Viewers will most likely need to use filters where channel 58 (770MHz) or 59 (778MHz) are used by DTT. Also, due to potential so called image channel "N+9" sensitivity of some receivers, viewers may need to fit filters where their TV or set-top-box receives DTT operating above channel 51. Thus installations using the "group C/D" type aerial may need a filter. The Department wishes to advise viewers that experts expect more difficulties could arise at locations close to LTE base stations than at locations farther from the LTE base stations.  A number of suppliers offer such filters. Both  indoor filters   and outdoor filters  are available. For reception of channel 59 the filter will need to provide signal reductions above 790MHz whilst having a low loss in ch 59 (778MHz). The Broadcasting Act of 2009 requires ComReg to make spectrum available for two PSB mulitplexes and four other multiplexes. ComReg has planned that these DTT services will not use ch 60 (786MHz). ComReg have addressed this matter in Annex 9 of their document Multi-band Spectrum Release - Annexes to 12/25 (Response to Consultation and Decision on Multi-band Spectrum Release [D04/12]) (ComReg 12/25a).

Viewers should use the Saorview coverage checker to indicate whether the DTT transmissions serving an area are in channel 51 or higher.

Consumers should fit filters when they have also installed a mast head amplifiers.

Installations which use a mast head amplifier for TV reception (irrespective of the DTT frequencies) will most likely need a filter.
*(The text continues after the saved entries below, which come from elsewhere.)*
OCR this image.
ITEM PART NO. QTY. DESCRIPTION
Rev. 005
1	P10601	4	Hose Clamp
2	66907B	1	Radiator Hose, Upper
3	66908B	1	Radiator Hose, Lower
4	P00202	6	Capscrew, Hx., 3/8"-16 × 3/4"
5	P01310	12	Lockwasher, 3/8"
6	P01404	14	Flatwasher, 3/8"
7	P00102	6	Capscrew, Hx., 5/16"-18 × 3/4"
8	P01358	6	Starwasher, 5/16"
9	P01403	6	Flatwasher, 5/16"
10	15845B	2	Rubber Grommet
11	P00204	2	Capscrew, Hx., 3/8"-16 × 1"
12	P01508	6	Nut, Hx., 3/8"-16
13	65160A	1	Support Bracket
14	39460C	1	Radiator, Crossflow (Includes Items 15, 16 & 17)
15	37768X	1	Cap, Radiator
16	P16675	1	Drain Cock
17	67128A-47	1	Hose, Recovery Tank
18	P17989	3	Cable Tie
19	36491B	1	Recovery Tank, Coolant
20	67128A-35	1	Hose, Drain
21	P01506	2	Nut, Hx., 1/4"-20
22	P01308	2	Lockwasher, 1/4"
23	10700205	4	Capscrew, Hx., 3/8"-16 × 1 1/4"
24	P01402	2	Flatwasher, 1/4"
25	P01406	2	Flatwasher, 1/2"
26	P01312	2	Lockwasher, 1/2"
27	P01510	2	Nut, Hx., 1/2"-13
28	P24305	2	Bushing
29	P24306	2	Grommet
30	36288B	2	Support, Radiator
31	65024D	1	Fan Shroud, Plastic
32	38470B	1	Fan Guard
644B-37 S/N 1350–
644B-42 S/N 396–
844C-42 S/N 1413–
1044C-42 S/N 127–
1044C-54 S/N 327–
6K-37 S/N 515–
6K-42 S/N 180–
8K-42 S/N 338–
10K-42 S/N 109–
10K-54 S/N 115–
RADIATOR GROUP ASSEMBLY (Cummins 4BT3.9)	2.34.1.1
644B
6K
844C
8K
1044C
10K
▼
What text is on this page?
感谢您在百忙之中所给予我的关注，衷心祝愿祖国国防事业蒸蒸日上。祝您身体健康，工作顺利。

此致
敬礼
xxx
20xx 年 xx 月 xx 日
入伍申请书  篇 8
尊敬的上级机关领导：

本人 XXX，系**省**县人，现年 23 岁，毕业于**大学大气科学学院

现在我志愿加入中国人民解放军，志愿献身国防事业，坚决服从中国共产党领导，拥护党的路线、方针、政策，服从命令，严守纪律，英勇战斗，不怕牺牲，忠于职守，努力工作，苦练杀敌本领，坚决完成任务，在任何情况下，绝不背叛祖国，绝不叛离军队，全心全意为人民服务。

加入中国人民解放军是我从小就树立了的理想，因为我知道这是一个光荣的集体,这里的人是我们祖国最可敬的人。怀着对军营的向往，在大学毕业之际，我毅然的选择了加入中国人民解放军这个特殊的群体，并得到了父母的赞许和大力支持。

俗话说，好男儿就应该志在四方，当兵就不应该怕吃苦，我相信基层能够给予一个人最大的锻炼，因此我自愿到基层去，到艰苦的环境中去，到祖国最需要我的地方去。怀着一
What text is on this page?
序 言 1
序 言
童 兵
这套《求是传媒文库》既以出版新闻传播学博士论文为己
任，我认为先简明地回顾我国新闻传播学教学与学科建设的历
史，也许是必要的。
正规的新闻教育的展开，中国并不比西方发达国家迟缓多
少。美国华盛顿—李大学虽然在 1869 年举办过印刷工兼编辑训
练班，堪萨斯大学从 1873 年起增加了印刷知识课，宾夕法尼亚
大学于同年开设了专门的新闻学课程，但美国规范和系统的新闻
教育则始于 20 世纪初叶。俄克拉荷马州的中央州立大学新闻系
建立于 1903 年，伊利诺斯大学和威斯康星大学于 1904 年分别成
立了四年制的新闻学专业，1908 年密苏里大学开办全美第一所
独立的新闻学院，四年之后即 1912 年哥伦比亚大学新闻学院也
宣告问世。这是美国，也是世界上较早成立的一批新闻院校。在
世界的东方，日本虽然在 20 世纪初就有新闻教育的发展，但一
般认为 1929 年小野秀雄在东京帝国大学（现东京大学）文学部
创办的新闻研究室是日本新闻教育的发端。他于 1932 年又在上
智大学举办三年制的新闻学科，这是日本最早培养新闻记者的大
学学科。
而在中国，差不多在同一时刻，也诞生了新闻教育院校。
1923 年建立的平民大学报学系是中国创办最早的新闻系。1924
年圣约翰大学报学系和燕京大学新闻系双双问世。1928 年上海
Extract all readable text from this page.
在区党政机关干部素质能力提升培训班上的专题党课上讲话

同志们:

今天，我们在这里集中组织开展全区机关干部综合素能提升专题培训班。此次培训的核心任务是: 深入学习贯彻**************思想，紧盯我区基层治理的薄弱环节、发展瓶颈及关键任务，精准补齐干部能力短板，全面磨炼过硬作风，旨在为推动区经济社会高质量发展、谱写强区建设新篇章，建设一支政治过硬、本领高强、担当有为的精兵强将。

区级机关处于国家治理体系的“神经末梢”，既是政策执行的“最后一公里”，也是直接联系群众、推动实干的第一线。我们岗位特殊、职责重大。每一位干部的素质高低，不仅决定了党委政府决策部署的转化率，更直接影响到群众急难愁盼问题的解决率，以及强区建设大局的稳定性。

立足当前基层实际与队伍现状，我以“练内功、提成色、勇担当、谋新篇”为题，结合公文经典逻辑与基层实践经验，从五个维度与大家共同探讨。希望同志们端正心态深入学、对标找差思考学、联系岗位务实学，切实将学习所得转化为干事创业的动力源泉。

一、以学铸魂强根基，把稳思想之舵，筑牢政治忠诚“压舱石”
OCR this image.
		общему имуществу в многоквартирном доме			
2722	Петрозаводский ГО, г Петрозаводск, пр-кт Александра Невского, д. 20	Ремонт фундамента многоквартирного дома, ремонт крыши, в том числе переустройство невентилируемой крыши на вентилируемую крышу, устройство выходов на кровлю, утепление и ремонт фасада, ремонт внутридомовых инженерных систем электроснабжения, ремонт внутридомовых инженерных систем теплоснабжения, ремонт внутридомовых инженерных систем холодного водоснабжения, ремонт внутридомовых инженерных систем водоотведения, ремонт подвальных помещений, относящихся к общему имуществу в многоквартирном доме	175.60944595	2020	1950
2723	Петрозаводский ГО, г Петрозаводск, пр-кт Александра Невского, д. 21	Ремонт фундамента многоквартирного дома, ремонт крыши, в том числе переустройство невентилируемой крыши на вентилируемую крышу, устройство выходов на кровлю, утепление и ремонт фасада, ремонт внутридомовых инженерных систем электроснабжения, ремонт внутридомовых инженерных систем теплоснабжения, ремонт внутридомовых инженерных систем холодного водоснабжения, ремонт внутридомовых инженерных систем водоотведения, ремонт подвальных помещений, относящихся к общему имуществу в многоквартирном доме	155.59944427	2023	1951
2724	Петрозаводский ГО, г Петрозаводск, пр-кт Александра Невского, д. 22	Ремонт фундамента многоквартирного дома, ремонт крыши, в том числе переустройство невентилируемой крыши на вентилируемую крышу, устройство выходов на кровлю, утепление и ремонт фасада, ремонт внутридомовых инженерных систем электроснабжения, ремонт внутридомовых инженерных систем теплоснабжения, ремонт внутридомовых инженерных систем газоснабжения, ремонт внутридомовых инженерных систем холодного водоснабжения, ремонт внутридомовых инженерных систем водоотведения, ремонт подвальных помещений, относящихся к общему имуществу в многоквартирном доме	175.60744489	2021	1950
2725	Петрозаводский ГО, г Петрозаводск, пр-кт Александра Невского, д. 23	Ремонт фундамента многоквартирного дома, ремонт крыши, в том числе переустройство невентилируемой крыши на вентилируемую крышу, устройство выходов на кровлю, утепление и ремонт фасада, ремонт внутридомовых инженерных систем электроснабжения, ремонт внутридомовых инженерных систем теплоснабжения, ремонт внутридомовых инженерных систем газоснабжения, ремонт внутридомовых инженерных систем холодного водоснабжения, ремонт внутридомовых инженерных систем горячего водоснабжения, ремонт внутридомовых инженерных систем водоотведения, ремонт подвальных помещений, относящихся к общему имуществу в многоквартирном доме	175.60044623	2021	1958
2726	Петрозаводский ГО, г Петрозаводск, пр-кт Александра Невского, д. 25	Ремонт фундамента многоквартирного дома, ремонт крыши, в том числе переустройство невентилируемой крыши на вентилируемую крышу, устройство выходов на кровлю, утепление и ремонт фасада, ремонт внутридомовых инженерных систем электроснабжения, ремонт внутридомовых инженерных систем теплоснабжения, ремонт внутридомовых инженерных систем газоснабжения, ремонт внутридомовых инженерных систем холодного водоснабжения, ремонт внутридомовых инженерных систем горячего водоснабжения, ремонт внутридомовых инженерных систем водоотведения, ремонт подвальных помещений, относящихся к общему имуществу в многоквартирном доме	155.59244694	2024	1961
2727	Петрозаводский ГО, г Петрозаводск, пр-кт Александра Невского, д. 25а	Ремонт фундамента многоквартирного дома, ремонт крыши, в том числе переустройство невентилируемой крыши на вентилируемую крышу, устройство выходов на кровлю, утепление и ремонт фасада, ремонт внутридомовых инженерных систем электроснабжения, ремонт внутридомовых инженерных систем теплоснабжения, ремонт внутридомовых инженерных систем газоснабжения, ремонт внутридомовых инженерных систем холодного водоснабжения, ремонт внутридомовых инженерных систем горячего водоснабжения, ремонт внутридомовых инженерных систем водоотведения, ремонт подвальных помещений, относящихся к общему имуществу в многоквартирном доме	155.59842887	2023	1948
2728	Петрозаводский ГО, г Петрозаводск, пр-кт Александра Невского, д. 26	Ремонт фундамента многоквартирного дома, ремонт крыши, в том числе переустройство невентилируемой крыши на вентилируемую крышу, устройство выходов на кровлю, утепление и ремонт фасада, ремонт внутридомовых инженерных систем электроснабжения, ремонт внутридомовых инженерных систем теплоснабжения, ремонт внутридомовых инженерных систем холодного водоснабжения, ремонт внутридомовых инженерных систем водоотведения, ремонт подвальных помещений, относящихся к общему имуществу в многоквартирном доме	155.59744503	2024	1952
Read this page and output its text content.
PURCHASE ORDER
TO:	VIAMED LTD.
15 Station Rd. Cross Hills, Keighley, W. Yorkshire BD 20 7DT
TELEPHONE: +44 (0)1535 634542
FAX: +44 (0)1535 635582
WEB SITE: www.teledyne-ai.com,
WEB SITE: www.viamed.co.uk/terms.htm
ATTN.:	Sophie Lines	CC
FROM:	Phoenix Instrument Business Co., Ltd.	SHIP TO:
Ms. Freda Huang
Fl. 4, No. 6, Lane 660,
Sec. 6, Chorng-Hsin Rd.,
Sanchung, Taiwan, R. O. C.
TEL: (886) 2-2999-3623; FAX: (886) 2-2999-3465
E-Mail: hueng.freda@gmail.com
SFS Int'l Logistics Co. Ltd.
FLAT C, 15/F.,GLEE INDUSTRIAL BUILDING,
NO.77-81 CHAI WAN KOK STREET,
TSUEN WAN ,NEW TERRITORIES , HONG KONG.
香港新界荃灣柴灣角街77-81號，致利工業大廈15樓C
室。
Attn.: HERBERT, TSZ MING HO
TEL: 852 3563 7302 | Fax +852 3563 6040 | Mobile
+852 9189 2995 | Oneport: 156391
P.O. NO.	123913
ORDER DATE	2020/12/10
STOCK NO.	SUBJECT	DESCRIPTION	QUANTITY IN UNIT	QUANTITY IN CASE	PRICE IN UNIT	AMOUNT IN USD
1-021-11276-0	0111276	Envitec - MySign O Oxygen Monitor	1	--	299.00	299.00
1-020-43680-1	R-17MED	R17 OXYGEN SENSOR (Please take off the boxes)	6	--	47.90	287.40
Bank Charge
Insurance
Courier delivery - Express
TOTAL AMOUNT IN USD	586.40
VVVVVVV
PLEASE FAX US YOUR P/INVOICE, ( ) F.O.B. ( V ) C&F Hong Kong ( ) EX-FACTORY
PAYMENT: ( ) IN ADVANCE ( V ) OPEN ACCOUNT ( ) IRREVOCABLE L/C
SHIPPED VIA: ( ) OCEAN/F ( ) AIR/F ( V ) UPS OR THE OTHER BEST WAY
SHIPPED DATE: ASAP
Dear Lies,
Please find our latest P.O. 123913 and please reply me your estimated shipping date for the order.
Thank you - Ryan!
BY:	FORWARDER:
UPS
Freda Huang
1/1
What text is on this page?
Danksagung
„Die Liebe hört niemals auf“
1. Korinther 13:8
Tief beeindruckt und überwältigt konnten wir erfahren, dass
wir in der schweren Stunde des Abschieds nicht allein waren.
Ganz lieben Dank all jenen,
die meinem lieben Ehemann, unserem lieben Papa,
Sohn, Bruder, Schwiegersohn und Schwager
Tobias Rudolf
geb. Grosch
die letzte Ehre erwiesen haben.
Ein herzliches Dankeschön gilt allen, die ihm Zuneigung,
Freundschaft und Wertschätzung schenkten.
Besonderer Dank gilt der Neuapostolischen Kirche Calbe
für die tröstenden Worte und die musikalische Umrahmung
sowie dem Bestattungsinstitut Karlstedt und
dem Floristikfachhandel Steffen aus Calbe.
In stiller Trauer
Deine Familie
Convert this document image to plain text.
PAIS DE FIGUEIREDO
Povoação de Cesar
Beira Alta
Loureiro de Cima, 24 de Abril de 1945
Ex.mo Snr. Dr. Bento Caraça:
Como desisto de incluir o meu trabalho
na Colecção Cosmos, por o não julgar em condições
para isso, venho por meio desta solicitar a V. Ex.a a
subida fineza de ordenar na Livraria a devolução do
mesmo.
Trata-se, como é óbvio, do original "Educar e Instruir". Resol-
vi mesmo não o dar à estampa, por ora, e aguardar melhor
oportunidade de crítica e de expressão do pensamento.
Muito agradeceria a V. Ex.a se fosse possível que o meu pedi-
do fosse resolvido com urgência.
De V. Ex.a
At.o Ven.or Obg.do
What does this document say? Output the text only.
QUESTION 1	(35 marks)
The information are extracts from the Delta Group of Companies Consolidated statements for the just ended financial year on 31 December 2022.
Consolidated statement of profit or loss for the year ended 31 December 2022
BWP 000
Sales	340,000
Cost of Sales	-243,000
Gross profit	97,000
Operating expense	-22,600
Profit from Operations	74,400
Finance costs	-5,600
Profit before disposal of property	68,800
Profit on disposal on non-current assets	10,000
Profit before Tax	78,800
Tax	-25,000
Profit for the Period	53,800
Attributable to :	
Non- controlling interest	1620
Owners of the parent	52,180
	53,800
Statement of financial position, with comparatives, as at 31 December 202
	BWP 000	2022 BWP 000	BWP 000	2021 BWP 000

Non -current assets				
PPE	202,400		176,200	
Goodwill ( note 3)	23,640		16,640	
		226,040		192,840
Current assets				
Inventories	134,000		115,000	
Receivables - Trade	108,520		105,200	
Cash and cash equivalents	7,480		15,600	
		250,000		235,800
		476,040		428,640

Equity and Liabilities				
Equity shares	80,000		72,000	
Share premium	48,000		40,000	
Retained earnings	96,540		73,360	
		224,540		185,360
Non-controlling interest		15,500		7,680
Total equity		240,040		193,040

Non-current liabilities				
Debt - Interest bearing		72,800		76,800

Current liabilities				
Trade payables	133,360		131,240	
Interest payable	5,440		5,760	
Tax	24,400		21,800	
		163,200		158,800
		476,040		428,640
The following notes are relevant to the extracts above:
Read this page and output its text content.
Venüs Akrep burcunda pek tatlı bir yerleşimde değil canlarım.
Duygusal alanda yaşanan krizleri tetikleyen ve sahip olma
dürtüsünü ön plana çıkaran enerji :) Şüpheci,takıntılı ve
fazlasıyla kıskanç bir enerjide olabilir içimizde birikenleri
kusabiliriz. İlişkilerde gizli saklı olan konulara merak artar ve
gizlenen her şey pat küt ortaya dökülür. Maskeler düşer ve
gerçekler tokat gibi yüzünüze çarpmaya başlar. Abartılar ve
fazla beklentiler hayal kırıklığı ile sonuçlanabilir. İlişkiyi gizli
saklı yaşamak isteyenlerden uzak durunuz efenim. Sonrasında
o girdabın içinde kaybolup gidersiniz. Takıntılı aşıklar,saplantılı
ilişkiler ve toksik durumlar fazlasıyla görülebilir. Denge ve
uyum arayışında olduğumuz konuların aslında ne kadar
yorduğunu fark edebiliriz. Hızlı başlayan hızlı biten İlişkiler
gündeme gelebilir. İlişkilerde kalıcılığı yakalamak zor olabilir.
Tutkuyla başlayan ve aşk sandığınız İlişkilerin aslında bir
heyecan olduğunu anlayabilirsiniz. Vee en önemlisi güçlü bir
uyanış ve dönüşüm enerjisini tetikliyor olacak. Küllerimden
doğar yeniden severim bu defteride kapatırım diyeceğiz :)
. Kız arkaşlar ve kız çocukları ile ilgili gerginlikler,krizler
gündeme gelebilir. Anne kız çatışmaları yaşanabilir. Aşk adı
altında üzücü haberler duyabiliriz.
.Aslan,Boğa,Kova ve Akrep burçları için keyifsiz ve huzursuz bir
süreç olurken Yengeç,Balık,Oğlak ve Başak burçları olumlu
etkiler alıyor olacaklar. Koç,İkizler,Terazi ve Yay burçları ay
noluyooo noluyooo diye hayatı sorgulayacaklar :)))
This is because mast head amplifiers are prone to overloading. An "overload" condition can occur if the signal level from either DTT or other sources (on frequencies either above or below the TV signal) is very strong.. In these overload conditions unintended signals called "intermodulation products" can be radiated causing interference to other users of the spectrum.

Viewers should only use mast head amplifiers for reception of DTT where there is a clear need to do so. Excessive amplification of a DTT signal can cause set top boxes not to work properly. The set top box appears not to be able to decode the DTT service even though there a stong signal. 


Similar steps will be taken prior to the second digital dividend around 2021.

 The ITU World Radiocommunications Conference 2012 (WRC12) decided to make more UHF spectrum (694-790 MHz) available to mobile telephony. This is a second digital dividend.  ITU groups and CEPT groups decided that the mobile telephony band plan used in Asia would be adopted for Europe. This band plan allows cellular telephony to use 60MHz. Experts think that security and emergency service radio systems and radio microphones could also use part of the second digital dividend spectrum.

 Ofcom UK are already in discussions with ComReg about a new TV channel plan. this replanning process includes 2rn (formerly RTE Networks Ltd) and Arquiva, the transmission network operator in the UK. ComReg is expect to complete this replanning before the end of 2017.

TV manufacturers might install adequate filters in TV receivers; otherwise households may need to fit new filters after the second digital dividend.